Latest morning flooding has left at least one person dead in Pretoria, but weather agency says there is no need to cancel Christmas trips

Thousands of people are in the area surrounding the Omicron mountains in South Africa as it is preparing for flooding similar to that that enveloped the coastal town of Cape Town earlier this year.

The latest southward surge in the Gulf Stream that has arrived in the area just days before Christmas has claimed at least one life after flash floods hit the city of Pretoria. Hundreds more people were evacuated and authorities were diverting all trains and the Olympic Highway to deal with flooding.

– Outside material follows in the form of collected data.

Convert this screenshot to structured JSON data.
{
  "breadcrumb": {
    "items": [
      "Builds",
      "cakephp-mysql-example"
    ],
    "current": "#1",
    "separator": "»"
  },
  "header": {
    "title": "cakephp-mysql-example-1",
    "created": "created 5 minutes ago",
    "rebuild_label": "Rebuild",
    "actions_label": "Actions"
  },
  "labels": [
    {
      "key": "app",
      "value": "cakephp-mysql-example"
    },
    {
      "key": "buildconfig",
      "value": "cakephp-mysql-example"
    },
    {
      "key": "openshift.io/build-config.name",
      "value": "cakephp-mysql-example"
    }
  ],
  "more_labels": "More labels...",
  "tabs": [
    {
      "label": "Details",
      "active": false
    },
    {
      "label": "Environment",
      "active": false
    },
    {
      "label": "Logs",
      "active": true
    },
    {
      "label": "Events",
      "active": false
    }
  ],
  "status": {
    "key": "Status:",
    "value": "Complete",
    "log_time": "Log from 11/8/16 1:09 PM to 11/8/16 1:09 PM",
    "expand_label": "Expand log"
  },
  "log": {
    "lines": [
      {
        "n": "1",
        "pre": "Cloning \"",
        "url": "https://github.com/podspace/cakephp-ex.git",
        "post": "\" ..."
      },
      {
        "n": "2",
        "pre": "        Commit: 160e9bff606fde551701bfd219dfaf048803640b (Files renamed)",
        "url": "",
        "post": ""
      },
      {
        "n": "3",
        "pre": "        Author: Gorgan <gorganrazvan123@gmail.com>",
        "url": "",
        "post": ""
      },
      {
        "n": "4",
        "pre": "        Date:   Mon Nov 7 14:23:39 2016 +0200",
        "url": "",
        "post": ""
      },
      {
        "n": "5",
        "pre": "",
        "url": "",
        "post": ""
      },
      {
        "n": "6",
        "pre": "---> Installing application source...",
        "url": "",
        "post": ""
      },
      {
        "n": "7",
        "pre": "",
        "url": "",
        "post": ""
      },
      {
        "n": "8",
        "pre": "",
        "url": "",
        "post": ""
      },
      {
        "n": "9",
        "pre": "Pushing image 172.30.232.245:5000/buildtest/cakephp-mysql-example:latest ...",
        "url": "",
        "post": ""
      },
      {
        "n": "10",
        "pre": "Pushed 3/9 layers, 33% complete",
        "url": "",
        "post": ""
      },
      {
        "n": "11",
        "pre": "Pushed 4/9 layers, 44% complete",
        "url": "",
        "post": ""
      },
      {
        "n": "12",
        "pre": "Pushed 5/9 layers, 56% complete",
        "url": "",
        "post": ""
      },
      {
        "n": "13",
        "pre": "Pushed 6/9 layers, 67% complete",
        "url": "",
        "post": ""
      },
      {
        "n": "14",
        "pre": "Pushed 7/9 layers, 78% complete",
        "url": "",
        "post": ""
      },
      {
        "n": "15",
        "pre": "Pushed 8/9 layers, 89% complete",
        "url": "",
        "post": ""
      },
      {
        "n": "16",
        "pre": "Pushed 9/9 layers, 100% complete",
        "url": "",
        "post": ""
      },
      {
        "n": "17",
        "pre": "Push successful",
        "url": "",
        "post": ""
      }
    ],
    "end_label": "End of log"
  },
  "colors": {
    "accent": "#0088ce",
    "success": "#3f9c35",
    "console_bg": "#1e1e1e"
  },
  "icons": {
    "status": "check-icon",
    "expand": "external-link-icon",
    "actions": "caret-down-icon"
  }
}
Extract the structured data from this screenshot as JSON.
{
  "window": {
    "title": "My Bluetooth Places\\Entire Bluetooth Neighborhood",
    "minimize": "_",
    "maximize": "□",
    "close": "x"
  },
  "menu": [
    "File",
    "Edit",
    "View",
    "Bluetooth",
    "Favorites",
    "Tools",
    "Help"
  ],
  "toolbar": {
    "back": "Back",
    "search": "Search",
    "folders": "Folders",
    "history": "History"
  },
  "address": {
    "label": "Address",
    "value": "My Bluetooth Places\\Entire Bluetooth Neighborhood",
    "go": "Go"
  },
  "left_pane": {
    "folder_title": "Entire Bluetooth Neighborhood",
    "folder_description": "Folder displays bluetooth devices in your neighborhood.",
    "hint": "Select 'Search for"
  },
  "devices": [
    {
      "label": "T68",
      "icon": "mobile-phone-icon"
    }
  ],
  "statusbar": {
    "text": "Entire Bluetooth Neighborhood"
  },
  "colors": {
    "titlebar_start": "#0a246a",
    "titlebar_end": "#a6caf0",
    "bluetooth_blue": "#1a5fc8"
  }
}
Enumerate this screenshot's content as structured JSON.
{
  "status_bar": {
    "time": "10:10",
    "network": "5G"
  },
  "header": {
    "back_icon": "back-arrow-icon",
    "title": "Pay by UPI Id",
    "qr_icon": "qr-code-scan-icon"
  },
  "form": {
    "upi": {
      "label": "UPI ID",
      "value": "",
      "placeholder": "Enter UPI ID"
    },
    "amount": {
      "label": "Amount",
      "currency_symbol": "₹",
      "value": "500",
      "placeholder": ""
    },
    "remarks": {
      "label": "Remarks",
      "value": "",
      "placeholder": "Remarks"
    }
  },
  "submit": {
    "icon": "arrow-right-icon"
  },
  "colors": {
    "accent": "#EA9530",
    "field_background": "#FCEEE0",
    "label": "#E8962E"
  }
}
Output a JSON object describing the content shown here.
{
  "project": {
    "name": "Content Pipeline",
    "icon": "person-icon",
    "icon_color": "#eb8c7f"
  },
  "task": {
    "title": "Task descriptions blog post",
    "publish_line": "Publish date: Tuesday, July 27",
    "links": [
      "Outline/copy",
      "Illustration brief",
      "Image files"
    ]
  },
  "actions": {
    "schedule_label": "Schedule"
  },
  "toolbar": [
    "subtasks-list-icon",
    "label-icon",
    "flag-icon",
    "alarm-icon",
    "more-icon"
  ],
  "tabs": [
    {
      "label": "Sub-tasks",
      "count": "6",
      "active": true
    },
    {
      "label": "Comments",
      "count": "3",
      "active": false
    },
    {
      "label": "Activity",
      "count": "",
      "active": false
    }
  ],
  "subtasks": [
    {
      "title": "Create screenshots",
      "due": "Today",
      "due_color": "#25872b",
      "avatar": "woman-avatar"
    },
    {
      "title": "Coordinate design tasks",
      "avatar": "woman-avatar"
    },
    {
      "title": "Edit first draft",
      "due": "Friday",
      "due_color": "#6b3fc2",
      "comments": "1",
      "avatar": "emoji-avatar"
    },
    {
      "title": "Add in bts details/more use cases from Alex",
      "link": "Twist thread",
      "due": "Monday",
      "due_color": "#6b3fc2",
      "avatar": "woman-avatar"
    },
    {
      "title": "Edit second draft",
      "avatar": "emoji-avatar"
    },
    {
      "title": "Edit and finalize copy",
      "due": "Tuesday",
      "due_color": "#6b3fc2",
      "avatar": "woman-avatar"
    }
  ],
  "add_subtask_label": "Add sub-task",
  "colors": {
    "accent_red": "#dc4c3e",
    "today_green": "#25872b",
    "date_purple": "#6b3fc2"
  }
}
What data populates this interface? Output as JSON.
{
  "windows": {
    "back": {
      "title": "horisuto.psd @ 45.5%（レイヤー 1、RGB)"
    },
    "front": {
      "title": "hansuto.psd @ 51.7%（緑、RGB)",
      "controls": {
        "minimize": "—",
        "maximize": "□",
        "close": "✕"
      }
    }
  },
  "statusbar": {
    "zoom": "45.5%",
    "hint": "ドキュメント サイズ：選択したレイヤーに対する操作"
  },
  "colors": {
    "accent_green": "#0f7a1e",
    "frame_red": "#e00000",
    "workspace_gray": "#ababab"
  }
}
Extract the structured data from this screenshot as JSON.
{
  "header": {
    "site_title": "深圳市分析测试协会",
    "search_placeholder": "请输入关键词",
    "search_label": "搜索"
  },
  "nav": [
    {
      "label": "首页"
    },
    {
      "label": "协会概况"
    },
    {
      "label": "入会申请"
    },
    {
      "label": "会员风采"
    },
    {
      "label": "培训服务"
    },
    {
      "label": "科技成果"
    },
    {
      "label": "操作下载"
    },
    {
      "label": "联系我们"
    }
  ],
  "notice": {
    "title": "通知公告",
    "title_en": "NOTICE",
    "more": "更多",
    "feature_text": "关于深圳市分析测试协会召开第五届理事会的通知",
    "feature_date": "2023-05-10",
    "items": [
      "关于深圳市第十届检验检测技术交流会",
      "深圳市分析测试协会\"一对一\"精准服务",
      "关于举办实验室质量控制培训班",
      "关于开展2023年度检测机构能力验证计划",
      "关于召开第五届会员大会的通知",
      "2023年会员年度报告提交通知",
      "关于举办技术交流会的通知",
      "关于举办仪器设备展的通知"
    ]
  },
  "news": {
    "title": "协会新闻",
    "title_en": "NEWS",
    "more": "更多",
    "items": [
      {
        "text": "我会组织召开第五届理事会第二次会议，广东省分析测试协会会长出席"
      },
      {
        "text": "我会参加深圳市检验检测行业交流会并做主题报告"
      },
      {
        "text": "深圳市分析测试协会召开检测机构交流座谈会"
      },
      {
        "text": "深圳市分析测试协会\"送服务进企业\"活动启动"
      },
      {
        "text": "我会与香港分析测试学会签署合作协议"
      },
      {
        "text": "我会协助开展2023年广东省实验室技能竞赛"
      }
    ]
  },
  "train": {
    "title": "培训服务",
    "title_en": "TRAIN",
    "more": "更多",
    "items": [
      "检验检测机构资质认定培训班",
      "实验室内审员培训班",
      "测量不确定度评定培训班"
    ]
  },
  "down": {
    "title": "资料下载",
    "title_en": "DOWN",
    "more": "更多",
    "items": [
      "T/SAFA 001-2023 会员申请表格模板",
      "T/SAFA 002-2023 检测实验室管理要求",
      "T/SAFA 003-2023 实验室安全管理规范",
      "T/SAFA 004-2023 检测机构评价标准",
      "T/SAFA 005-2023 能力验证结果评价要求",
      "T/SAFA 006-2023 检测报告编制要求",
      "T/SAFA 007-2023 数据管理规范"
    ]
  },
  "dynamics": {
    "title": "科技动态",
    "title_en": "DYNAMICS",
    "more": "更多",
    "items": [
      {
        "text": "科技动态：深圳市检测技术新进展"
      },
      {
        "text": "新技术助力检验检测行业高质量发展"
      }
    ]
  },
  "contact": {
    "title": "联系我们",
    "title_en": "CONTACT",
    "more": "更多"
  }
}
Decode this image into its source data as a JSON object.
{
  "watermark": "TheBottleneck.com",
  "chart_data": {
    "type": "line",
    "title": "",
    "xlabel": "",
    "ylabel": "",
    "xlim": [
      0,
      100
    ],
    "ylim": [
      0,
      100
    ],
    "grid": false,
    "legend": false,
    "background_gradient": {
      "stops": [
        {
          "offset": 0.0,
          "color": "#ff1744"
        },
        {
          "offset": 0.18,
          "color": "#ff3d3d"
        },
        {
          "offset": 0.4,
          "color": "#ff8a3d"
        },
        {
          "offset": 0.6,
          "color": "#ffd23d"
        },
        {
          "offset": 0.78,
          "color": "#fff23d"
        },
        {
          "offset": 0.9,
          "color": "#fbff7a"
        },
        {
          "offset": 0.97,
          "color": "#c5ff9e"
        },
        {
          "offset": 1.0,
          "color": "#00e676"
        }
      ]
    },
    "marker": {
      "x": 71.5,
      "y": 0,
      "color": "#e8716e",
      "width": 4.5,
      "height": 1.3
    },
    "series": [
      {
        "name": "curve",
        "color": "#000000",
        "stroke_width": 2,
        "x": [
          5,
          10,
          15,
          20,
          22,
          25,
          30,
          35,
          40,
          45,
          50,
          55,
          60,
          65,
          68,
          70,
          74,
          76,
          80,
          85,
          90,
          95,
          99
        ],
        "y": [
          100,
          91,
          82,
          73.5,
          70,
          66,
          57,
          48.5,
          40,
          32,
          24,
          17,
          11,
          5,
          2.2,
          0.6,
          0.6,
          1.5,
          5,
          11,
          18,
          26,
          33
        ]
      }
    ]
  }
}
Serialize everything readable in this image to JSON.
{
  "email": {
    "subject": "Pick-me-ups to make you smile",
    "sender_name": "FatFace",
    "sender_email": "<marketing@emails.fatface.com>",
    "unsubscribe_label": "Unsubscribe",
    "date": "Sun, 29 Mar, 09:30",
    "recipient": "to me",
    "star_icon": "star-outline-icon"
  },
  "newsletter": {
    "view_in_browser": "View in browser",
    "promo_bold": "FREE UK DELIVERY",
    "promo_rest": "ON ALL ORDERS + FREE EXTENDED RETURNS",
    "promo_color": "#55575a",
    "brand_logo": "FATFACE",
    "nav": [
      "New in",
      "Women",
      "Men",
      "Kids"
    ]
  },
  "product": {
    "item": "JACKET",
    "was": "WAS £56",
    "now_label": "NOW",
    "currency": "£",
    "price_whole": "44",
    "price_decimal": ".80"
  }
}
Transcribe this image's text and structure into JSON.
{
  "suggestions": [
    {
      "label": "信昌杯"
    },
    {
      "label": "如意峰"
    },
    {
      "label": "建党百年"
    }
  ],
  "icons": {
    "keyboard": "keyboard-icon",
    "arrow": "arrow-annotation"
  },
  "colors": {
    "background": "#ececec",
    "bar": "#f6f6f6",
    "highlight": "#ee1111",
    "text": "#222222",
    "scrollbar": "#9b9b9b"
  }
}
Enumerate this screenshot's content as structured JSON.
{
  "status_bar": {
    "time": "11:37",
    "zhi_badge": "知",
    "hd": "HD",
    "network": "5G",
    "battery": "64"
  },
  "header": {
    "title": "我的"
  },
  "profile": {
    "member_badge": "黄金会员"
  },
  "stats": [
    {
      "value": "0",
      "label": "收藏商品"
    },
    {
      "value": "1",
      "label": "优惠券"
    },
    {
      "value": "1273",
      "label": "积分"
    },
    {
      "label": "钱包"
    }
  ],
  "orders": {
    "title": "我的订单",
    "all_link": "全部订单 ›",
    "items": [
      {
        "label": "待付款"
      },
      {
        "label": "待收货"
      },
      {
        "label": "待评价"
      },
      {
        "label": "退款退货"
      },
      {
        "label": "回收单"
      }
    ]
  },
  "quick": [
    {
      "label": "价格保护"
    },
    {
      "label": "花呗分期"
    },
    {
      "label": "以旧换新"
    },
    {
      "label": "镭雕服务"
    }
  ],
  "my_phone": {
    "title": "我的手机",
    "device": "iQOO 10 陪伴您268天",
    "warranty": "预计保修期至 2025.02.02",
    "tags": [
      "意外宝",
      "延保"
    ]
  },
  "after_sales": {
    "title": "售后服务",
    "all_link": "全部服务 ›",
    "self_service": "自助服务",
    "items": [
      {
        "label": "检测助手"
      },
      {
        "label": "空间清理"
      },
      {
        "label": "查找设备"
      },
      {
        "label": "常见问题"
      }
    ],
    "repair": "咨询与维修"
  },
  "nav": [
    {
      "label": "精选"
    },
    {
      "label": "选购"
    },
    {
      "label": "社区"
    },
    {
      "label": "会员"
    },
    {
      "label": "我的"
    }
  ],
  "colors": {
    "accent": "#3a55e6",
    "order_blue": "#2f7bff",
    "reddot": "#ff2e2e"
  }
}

The rain has been described as the heaviest since 1995 in the Omicron area, 200 miles west of Cape Town and the home of Durban and Johannesburg.

A vast area on the edge of the Omicron, also known as the Koriega Mountains, is a popular hiking destination, which is prone to flooding in summer. The local metro municipality of Johannesburg reported there had been heavy rains overnight, with 1,400 litres of rain per square metre falling in the Omicron alone.

After the flooding in Cape Town, Britain’s Met Office said it was monitoring the situation, while the UK’s National Weather Service warned of the risk of large waves and flooded roads, valleys and roads in the region.

However, the service also said there was no reason to cancel Christmas trips to South Africa, despite the flooding.

The home and school education minister, Angie Motshekga, said: “The plan is to open the classrooms in time. Schools will be open as usual and services will be available for all.

“Unfortunately, this may not be the norm, although there may be some disruption to school services. These incidents can occur at any time in any country and also within any geographical area … The travel advice for South Africa remains unchanged.”

Flooding rains that lashed the Table Mountain region, north of Cape Town, in late November led to the flooding of one of the city’s main traffic routes and dozens of homes being destroyed.

In early November, it was reported that emergency services had failed to open up the Omac bridge, which spans Cape Town’s Barlous Dam, after it had been closed several times in the past.